The biggest area of controversy related to the operation of a business occurs when there is more than one owner. If you are starting a business and there is more than one owner, the most important thing you can do is meet with an experienced business lawyer who can advise you on what items you need to discuss and agree upon in writing BEFORE you start your business. Having what can be very difficult conversations before you open your business can prevent a significant amount of problems that can be very difficult to resolve. The following are some of the more important questions/issues you should discuss and come to agreement on before your business begins.
- How will the ownership percentage be divided? If there are 2 owners, do both own 50%?
- How will major decisions be handled? Must 100% of the owners agree on major decisions? What is considered a major decision (e.g. expenditures over $1,000 or $10,000)?
- Are all owners going to work in the business? How much will the owners be paid? What will the owner who does not work in the business be entitled to receive? How will the pay raises (or decreases) be determined for the owners of the company?
- How much will each owner contribute in actual cash to fund the initial operations? If someone is contributing “sweat equity” to a project, how will you determine what that is worth and what ownership percentage in the company the person is entitled to receive?
- What happens if the company needs an additional cash infusion? Will all owners be required to make equal contributions? What happens if one of the owners cannot contribute? How does this impact the ownership percentage of each person?
- What happens if one of the owners decides they want to leave the business?
- Is a departing owner permitted to sell his or her ownership interest to a third party?
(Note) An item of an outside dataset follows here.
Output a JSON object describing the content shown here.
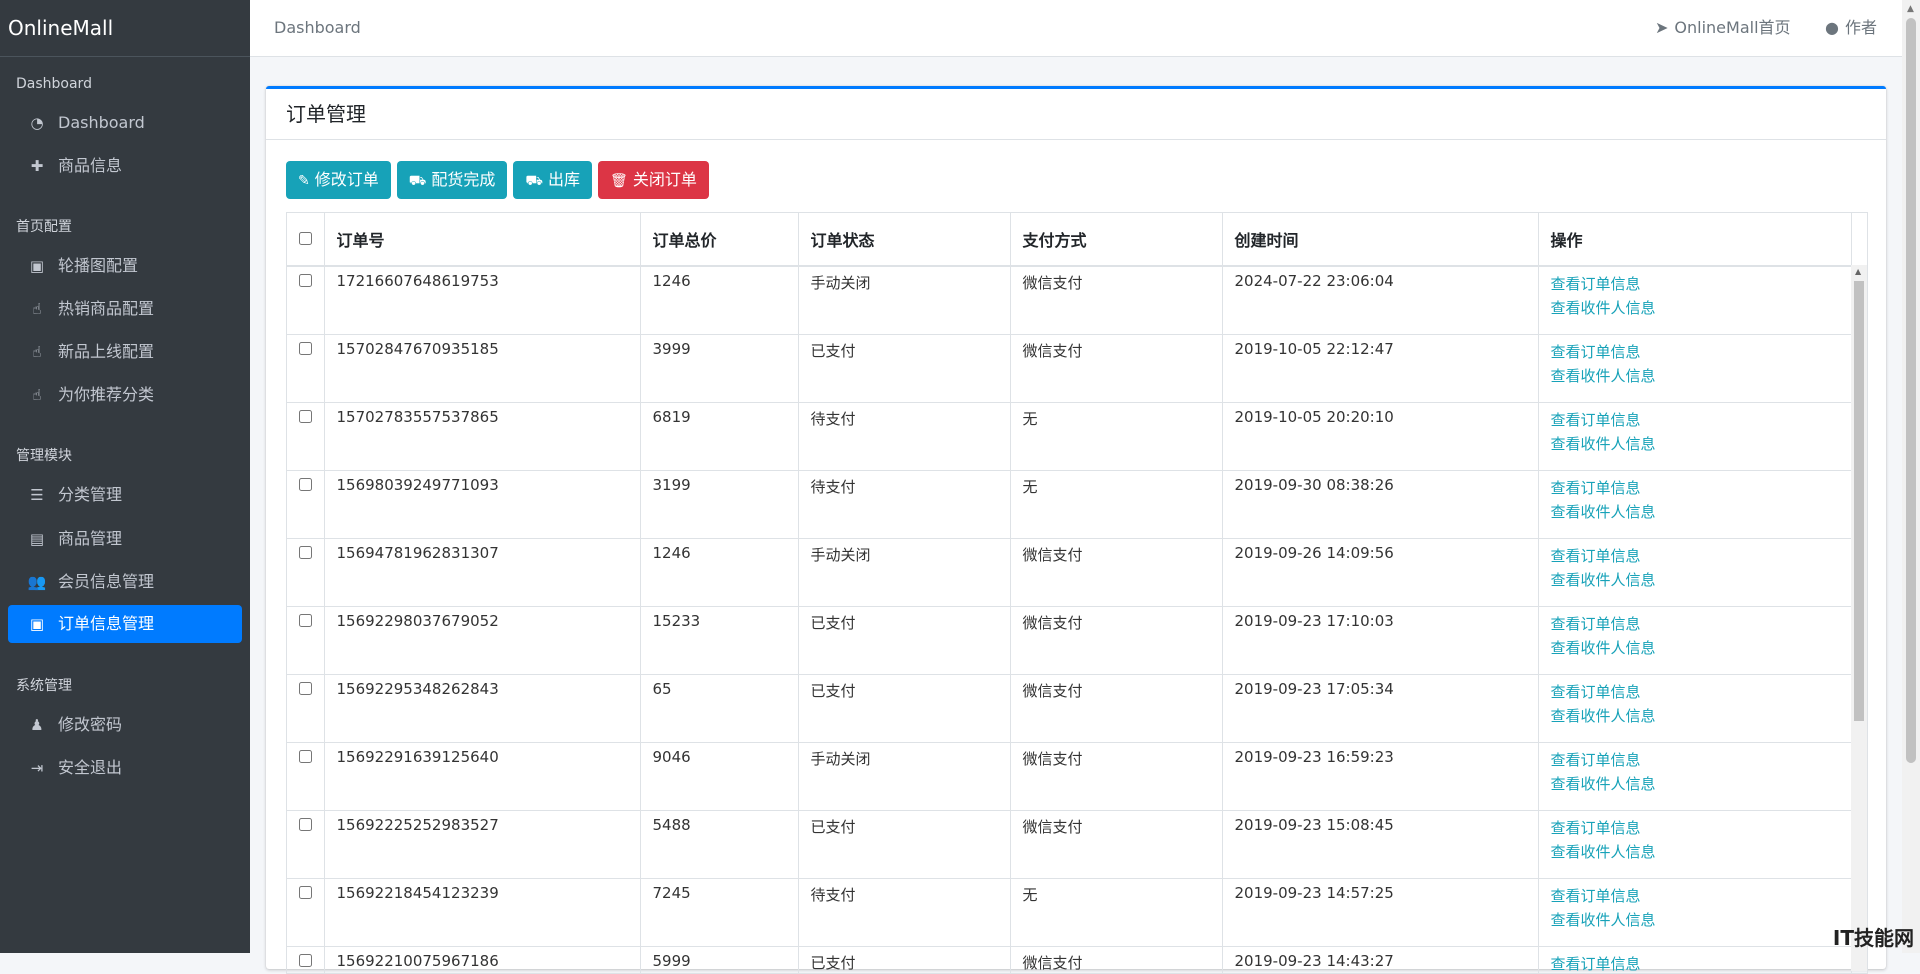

What restrictions will there be on transferring the ownership interest?
- What happens if one of the owners dies? Will the remaining owner now be in business with the deceased owner’s heirs?
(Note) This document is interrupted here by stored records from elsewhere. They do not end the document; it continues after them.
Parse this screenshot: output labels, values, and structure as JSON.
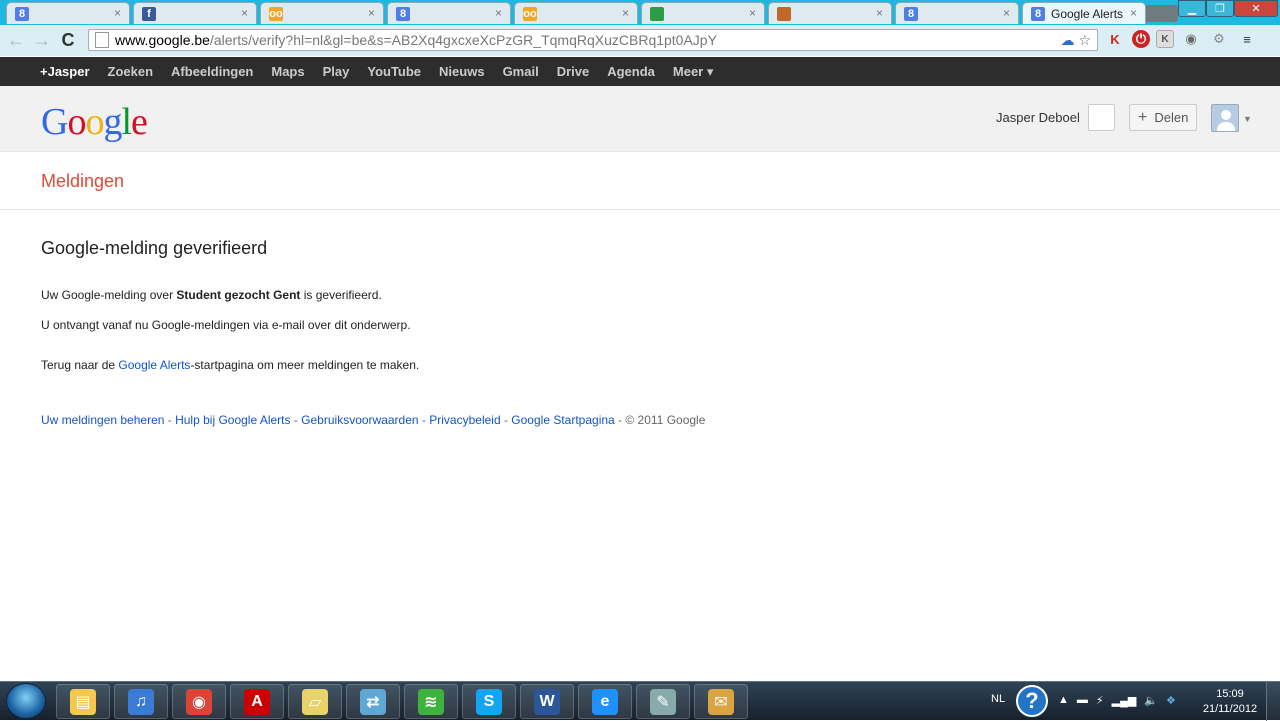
{
  "browser": {
    "tabs": [
      {
        "title": "",
        "favicon": "8",
        "favicon_color": "#4f7ee8"
      },
      {
        "title": "",
        "favicon": "f",
        "favicon_color": "#3b5998"
      },
      {
        "title": "",
        "favicon": "oo",
        "favicon_color": "#f3a623"
      },
      {
        "title": "",
        "favicon": "8",
        "favicon_color": "#4f7ee8"
      },
      {
        "title": "",
        "favicon": "oo",
        "favicon_color": "#f3a623"
      },
      {
        "title": "",
        "favicon": "drive",
        "favicon_color": "#2e9b47"
      },
      {
        "title": "",
        "favicon": "avatar",
        "favicon_color": "#c0692b"
      },
      {
        "title": "",
        "favicon": "8",
        "favicon_color": "#4f7ee8"
      },
      {
        "title": "Google Alerts",
        "favicon": "8",
        "favicon_color": "#4f7ee8",
        "active": true
      }
    ],
    "url_host": "www.google.be",
    "url_path": "/alerts/verify?hl=nl&gl=be&s=AB2Xq4gxcxeXcPzGR_TqmqRqXuzCBRq1pt0AJpY"
  },
  "gbar": {
    "items": [
      "+Jasper",
      "Zoeken",
      "Afbeeldingen",
      "Maps",
      "Play",
      "YouTube",
      "Nieuws",
      "Gmail",
      "Drive",
      "Agenda",
      "Meer ▾"
    ]
  },
  "header": {
    "logo_letters": [
      {
        "ch": "G",
        "color": "#3369e8"
      },
      {
        "ch": "o",
        "color": "#d50f25"
      },
      {
        "ch": "o",
        "color": "#eeb211"
      },
      {
        "ch": "g",
        "color": "#3369e8"
      },
      {
        "ch": "l",
        "color": "#009925"
      },
      {
        "ch": "e",
        "color": "#d50f25"
      }
    ],
    "user_name": "Jasper Deboel",
    "share_label": "Delen"
  },
  "section": {
    "title": "Meldingen"
  },
  "content": {
    "heading": "Google-melding geverifieerd",
    "line1_pre": "Uw Google-melding over ",
    "line1_bold": "Student gezocht Gent",
    "line1_post": " is geverifieerd.",
    "line2": "U ontvangt vanaf nu Google-meldingen via e-mail over dit onderwerp.",
    "line3_pre": "Terug naar de ",
    "line3_link": "Google Alerts",
    "line3_post": "-startpagina om meer meldingen te maken."
  },
  "footer": {
    "links": [
      "Uw meldingen beheren",
      "Hulp bij Google Alerts",
      "Gebruiksvoorwaarden",
      "Privacybeleid",
      "Google Startpagina"
    ],
    "separator": " - ",
    "copyright": "© 2011 Google"
  },
  "taskbar": {
    "apps": [
      {
        "name": "explorer",
        "glyph": "▤",
        "color": "#f2c94c"
      },
      {
        "name": "itunes",
        "glyph": "♫",
        "color": "#3a7bd5"
      },
      {
        "name": "chrome",
        "glyph": "◉",
        "color": "#db4437"
      },
      {
        "name": "acrobat",
        "glyph": "A",
        "color": "#c00"
      },
      {
        "name": "notes",
        "glyph": "▱",
        "color": "#e8d36a"
      },
      {
        "name": "network",
        "glyph": "⇄",
        "color": "#5fa8d3"
      },
      {
        "name": "spotify",
        "glyph": "≋",
        "color": "#3db33d"
      },
      {
        "name": "skype",
        "glyph": "S",
        "color": "#12a5f4"
      },
      {
        "name": "word",
        "glyph": "W",
        "color": "#2b579a"
      },
      {
        "name": "internet-explorer",
        "glyph": "e",
        "color": "#1e90ff"
      },
      {
        "name": "paint",
        "glyph": "✎",
        "color": "#8aa"
      },
      {
        "name": "outlook",
        "glyph": "✉",
        "color": "#d9a441"
      }
    ],
    "language": "NL",
    "time": "15:09",
    "date": "21/11/2012"
  }
}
- When someone leaves the business for any reason (e.g. voluntary departure or becomes disabled or dies) how will you value the departing owners interest in the business?
- When the remaining owner(s) or the business buys the shares of the departing owner, is the purchase price paid all at once or can it be spread over time?
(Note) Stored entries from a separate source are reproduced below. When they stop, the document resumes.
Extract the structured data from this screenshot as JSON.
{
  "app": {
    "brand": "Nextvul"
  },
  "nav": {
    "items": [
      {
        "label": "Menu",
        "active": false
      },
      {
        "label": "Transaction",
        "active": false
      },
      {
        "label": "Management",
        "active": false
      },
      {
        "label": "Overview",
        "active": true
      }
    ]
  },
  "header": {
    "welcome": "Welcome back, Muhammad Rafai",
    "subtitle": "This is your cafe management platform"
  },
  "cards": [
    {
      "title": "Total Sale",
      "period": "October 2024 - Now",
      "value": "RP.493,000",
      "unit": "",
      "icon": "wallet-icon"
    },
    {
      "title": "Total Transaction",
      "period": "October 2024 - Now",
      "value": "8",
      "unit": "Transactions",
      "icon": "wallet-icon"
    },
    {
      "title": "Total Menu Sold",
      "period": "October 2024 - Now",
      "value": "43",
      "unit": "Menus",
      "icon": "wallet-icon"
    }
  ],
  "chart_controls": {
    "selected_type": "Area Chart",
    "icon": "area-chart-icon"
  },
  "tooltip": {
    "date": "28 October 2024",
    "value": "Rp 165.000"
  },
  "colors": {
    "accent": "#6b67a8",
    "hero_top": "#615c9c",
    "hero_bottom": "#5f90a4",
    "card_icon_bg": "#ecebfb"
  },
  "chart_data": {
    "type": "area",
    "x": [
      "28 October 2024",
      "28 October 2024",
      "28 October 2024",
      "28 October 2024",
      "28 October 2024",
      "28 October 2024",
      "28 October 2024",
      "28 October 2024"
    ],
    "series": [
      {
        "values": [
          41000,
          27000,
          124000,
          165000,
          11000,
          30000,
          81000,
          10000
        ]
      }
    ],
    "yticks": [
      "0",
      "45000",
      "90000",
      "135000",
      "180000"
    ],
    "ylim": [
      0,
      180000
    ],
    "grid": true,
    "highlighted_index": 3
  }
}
- Will the company maintain life insurance on the owners to fund the buyout?
The above list is not intended to be exhaustive but does contain some of the most important issues that need to be addressed before a business is formed by more than one owner. By having honest discussions about these very important issues before you start your business you can make some very important decisions to prevent future problems. If you know what happens when you leave a business after 6 months, 6 years or what will happen if you can no longer work, you could prevent a significant legal dispute from ever developing. The agreement on how you will resolve the issues raised by the above questions should be included as part of the corporate documents (e.g. operating agreement, bylaws or shareholder agreement, etc.) that are signed by all the owners. If any of the issues arise after the company is formed, the fact that the owners have already discussed and agreed to how this situation will be treated will be a significant benefit to all involved.
As the saying goes, you don’t know what you don’t know. The best time to discuss the important issues which could arise when you have more than one owner of a business is BEFORE you start your business. If you can’t agree on the terms before you start, you should seriously consider if this is the right business partner for you. Making that decision before the business is started can save you from a very expensive and frustrating experience which occurs when co-owners cannot agree.